Wednesday, 9 January 2013

Subsidised Child Care, Marriage and Erosion of Male Sexual Identity

Yesterday, this coalition government announced it's plans to subsidise childcare costs, once again showing both  it's aloof MetroLib disconnection from reality and why the Tory Party is doomed by it's own myopia.

Child care costs are, of course, a major issue for many families, not least because UK costs are very expensive compared to many other countries, and certainly severely effect the ability of many parents, mostly women, to return to work, trapping them and harming the economy.

Thus the case for subsidy. However. the wider implications of such policies are entirely ignored, namely  that the policy not only effectively progressively nationalises the family but also nationalises male sexual identity in particular.

Women's rights are important, of course, but it is the position of men, rather than women, in the family we should now mostly worry about. A combination of economic factors, women's emancipation and political policy has substantially weakened the position of men in the family in the past few decades, particularly at lower income levels.

As Politically Incorrect as it is to say it, male sexual identity largely rests on protection and provision for the female and her offspring. It is most often how men express their love for women and the children they have with them. Remove that role and many men - and women - start to perceive men as essentially redundant in the family unit. Instead, the state becomes the father.

The consequences of ignoring these truths for the nuclear family have been truly malign, most notably the now utterly horrendous rate of family breakdown. In the United Kingdom, nearly half of children will see their children split up before they reach maturity, and it is now very well established that the emotional trauma, together of course with the material and emotional poverty this causes, profoundly disadvantages a person's life across a whole range of metrics: youthful, delinquency, poorer physical and mental wellbeing, the inability to form stable families later in life and so on.

Whatever the case for reducing child care costs, reversing the trends of family breakdown is by far the most important issue that family policy should be addressing, and it is well established that the institution of marriage is the best way of not only keeping parents together but in creating a happy family environment where children - and adults - can flourish.

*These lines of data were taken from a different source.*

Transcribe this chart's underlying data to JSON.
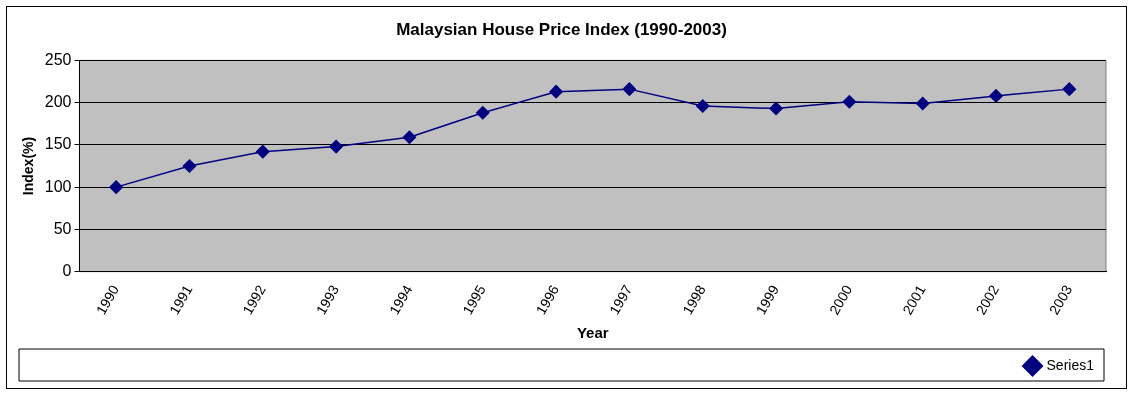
{
  "chart_data": {
    "type": "line",
    "title": "Malaysian House Price Index (1990-2003)",
    "xlabel": "Year",
    "ylabel": "Index(%)",
    "categories": [
      "1990",
      "1991",
      "1992",
      "1993",
      "1994",
      "1995",
      "1996",
      "1997",
      "1998",
      "1999",
      "2000",
      "2001",
      "2002",
      "2003"
    ],
    "series": [
      {
        "name": "Series1",
        "color": "#000080",
        "values": [
          100,
          125,
          142,
          148,
          159,
          188,
          213,
          216,
          196,
          193,
          201,
          199,
          208,
          216
        ]
      }
    ],
    "ylim": [
      0,
      250
    ],
    "yticks": [
      0,
      50,
      100,
      150,
      200,
      250
    ],
    "grid": "y",
    "legend": "bottom right",
    "marker": "diamond",
    "line_style": "solid"
  }
}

Strengthening marriage through tax breaks seems logically to be the first step to doing this. If we do have such large amounts of money to spend on family policy, it is here that the bulk of it should go. Unlike subsidised child care, tax breaks are also both broadly choice and gender neutral. If a couple want to spend that money on childcare so that both parents can work, fine. If one parent wants to stay at home, also fine. The important thing is that lifelong commitment is recognised and facilitated. In comparison, subsidised child care discriminates against those families where one parent decides to stay at home. Much more tragically it will, in the long term, encourage more women to have children independently of men and more men to shirk the responsibilities of fatherhood.

Many such as the predictably pathetic Nick Clegg would complain that marriage tax breaks are discriminatory. Indeed they are. But marriage itself is designed to be a highly discriminatory institution in the sense that the one man, one woman model bound in a lifelong commitment is by far the best way known of raising children, and those of us who are pro-marriage should not be afraid to say so. Moreover, it should be remembered that effectively married couples heavily subsidise the lifestyles of others who bring up children in what was once called "alternative" lifestyles, due to the significant social costs they tend to incur.

So why does the coalition have such warped sense of priorities?

Well, for a start who have to contend with Nick Clegg. A hopeless Dopamine Junkie, Clegg, like all his fellow MetroLib types, formulate policy based on what feels good, rather than what does good. Helping women directly gives oneself a nice warm glow, whereas promoting marriage seems just soooo judgmental in this day and age.

Then there is naked political class calculation. More women vote than men, and critically more are likely to be floating voters, hence the obsession in tailoring policies to them directly without thinking of the wider implications over the long term.

Lastly, there is David Cameron's myopia: inasmuch as he cares about the future of the Tory Party, he is simply too unimaginative to see the damage such policies do to the Tory party's long term prospects: for instance it is  well known fact that women in particular tend to become significantly more right-wing and conservative upon marriage, whereas an atomised society is much more likely to look to the government for support.

And it for that reason that the policies that will, no matter how well-intentioned, as a side-effect promote the atomisation of society are very bad news for social conservatives and libertarians alike. For too long we have neglected the fact that men and women were designed by nature to be interdependent, not independent. Family policy should promote that reality.